大日本印刷とElevationSpace 宇宙で実証した材料の回収・分析で資本業務提携
宇宙機器に用いる材料・部品の信頼性向上と安定供給に貢献
大日本印刷株式会社(本社:東京都新宿区 代表取締役社長:北島義斉 以下:DNP)と株式会社ElevationSpace(エレベーションスペース)(本社:宮城県仙台市 代表取締役CEO:小林稜平)は、2026年6月19日に資本業務提携契約を締結しました。両社は人工衛星などの宇宙機器に使用される材料・部品を対象に、宇宙環境での軌道上実証*1から地上で回収した後の分析・評価までを一体で提供するサービスを共同で開発します。宇宙環境で実証した材料・部品の信頼性向上を支援することで、宇宙機器への活用拡大と安定供給につなげます。

資本業務提携の背景と狙い
近年、地球観測衛星による遠隔監視や、衛星を活用した通信・インターネットサービスの拡大など、宇宙空間を活用した社会インフラの構築が世界的に進んでいます。世界のスペースエコノミー(宇宙経済)は2023年の約6,300億ドルから、2035年には約1兆8,000億ドルへ成長すると予想されています*2。日本政府も宇宙基本計画*3や宇宙戦略基金*4を通じて、宇宙分野の技術開発や民間企業の参入支援を進めています。
一方で、宇宙機器の開発・製造には、宇宙環境に耐えられる材料・部品の安定供給が欠かせません。宇宙空間での使用実績を持つ材料・部品は限られており、一部は海外製品への依存が続いています。また、国内では宇宙環境での実証機会が限られており、民間企業が宇宙産業へ参入する際の課題となっています。DNPとElevationSpaceは、宇宙環境での実証から地上回収後の分析・評価までを一貫して提供するサービスの開発を通じて、材料・部品の信頼性向上につなげ、企業の宇宙産業への参入を支援します。
資本業務提携による主な取り組み
1.宇宙実証・回収・分析のワンストップサービスの開発
材料・部品の地球低軌道*5における実証から、地上で回収した後の分析・評価までをワンストップで提供するサービスの開発を進めます。ElevationSpaceが開発を進める軌道上実証・回収技術と、DNPが培ってきた材料・部品の分析・評価技術を組み合わせることで、これまで限られていた宇宙実証の機会を拡大し*6、宇宙機器向け材料・部品の開発サイクルの迅速化と信頼性向上につなげます。

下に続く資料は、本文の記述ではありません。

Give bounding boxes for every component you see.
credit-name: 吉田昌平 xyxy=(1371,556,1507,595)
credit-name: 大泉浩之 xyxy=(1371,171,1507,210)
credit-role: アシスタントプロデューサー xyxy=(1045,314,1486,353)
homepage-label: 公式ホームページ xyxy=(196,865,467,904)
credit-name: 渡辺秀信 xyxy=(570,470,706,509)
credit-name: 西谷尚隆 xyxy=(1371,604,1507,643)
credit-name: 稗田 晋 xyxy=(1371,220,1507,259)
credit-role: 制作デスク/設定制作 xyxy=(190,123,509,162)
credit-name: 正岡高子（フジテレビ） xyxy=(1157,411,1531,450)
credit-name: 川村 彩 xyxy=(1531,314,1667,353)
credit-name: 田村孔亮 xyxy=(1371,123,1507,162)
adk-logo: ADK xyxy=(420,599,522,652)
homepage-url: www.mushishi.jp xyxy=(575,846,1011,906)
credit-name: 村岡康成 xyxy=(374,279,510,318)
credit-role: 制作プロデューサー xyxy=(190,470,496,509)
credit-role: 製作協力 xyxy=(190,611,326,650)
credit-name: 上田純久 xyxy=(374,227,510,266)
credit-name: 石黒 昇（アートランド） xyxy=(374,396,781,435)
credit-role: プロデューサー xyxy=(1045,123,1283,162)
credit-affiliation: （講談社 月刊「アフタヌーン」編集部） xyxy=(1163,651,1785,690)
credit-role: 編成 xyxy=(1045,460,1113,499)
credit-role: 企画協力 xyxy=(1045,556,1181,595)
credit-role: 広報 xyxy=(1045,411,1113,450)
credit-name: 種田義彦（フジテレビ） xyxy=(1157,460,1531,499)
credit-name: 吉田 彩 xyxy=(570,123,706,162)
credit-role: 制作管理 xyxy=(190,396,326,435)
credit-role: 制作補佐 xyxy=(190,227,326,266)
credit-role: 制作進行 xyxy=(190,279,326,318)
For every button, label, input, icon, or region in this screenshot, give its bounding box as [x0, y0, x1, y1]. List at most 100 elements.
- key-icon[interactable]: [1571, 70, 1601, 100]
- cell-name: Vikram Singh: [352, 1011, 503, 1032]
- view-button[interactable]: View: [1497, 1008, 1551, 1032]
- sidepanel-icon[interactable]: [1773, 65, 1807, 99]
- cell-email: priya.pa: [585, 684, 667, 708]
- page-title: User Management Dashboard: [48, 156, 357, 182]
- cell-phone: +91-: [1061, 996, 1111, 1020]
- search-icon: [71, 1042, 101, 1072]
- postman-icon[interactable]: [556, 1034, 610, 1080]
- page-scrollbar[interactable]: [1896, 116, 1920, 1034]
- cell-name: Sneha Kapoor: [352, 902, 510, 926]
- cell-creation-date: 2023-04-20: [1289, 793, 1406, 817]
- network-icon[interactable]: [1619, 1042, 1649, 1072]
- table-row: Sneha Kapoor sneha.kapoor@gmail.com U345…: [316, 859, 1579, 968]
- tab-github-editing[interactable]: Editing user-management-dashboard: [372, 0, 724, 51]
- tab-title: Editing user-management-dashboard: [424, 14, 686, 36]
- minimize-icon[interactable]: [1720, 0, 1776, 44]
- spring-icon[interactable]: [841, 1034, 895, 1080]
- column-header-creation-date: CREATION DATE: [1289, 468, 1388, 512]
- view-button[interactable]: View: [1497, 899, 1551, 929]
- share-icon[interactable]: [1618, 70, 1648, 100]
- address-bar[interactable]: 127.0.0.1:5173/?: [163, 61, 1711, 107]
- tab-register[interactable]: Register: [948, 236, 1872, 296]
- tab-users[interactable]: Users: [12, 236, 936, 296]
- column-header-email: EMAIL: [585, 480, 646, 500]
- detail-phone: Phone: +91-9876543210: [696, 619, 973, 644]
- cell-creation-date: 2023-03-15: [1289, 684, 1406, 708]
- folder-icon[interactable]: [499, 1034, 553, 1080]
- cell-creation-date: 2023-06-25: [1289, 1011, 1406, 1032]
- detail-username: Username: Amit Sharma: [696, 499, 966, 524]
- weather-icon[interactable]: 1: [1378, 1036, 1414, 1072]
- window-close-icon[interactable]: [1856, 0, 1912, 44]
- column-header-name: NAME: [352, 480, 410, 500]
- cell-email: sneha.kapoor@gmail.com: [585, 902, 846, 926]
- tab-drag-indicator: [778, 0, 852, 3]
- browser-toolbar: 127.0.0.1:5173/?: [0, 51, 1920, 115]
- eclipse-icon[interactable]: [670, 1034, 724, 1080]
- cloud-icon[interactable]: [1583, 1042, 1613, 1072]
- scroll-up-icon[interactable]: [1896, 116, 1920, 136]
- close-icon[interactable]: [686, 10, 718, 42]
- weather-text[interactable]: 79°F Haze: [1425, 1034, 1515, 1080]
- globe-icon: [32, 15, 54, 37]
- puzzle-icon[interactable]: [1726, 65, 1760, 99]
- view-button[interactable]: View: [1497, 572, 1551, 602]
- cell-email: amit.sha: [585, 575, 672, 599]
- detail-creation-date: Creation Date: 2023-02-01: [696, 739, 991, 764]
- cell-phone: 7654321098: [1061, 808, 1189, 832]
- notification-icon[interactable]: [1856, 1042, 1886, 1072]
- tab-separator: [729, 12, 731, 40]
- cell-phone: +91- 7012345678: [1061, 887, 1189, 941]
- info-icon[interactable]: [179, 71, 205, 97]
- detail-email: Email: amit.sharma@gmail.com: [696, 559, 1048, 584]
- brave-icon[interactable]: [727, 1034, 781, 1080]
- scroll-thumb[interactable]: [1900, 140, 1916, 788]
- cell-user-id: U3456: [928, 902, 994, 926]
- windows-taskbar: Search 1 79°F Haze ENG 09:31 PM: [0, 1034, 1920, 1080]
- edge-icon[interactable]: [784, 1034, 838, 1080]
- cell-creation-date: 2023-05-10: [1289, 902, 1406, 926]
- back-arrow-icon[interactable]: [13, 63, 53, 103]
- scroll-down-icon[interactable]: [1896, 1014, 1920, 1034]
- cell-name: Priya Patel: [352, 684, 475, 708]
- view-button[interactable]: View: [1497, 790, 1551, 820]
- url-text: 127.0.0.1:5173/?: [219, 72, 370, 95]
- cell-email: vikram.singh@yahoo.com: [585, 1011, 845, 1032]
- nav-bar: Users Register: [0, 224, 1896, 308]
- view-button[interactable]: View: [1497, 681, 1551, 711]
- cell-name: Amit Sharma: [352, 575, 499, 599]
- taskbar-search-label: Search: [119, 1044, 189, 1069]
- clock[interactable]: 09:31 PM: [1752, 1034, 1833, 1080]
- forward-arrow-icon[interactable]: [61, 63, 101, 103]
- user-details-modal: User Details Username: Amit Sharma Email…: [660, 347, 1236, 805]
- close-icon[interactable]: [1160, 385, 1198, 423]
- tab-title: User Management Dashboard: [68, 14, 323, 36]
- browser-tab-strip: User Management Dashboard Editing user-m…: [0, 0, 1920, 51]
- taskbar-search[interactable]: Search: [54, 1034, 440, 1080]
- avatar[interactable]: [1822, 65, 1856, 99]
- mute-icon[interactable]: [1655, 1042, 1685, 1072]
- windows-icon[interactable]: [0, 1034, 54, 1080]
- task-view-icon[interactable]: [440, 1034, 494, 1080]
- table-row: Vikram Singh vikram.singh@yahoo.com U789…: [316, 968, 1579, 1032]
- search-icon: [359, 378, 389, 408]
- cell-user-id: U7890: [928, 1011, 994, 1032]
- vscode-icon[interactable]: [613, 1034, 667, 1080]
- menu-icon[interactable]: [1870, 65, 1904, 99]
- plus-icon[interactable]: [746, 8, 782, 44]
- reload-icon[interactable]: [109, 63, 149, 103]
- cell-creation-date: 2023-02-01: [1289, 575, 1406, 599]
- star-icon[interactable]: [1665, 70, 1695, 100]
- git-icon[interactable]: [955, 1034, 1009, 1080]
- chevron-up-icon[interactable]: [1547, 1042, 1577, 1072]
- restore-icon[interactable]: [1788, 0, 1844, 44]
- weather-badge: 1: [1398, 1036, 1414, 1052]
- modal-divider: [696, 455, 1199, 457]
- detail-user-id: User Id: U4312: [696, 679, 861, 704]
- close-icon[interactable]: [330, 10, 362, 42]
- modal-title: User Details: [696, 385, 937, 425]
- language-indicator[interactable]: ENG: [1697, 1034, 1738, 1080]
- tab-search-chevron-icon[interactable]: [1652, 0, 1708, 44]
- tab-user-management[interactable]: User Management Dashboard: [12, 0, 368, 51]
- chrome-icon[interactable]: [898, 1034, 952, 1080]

2.ElevationSpaceの宇宙実証・回収機の開発支援
ElevationSpaceが開発を進める宇宙実証・回収機で使用する耐熱材料などについても、DNPが宇宙実証の前後で性能や劣化状況の分析・評価を行います。材料の組成や物性・耐久性を分析したレポートを提供するとともに、評価基準やグレードの設定を支援することで、宇宙実証・回収機の開発効率化と性能向上につなげます。
今後の展開
DNPとElevationSpaceは、宇宙環境における材料・部品の軌道上実証・回収・分析サービスの開発を進め、宇宙産業への参入を目指す多様な企業へ提供していきます。効率的で迅速な宇宙実証の機会を提供することで、宇宙産業への新規参入や、宇宙機器の開発・製造に必要な材料・部品の安定供給体制の構築につなげていきます。
将来的には、月面開発向け材料・部品への適用も視野に入れ、多様なパートナーとの連携を通じて、宇宙産業の発展に貢献していきます。
*1 軌道上実証:宇宙空間での実験や稼働試験を通じて、材料・部品が実際の宇宙環境で所定の機能・性能を発揮するかを確認すること。
*2 世界経済フォーラム「宇宙:グローバル経済成長1.8兆ドルの機会」(2024年4月8日) → https://www.weforum.org/publications/space-the-1-8-trillion-opportunity-for-global-economic-growth/
*3 宇宙基本計画(令和5年6月13日 内閣府閣議決定) → https://www8.cao.go.jp/space/plan/keikaku.html
*4 宇宙戦略基金:民間企業・大学等による宇宙分野の先端技術開発、技術実証、商業化を支援するため、JAXAに設置された基金。政府は10年間で総額1兆円規模の支援を目指している。 → https://www8.cao.go.jp/space/kikin/siryou1-1-1.pdf
*5 地球低軌道:一般的に高度2000kmまでの範囲を指す。近年では、地球観測や衛星通信など多くの衛星で利用されている。
*6 現在、宇宙空間で実証した材料・部品を地上に回収する機会は、国際宇宙ステーションに滞在する宇宙飛行士の交代・帰還時などに限られている。ElevationSpaceではより高頻度で効率的な実証・回収サービス開発を目指している。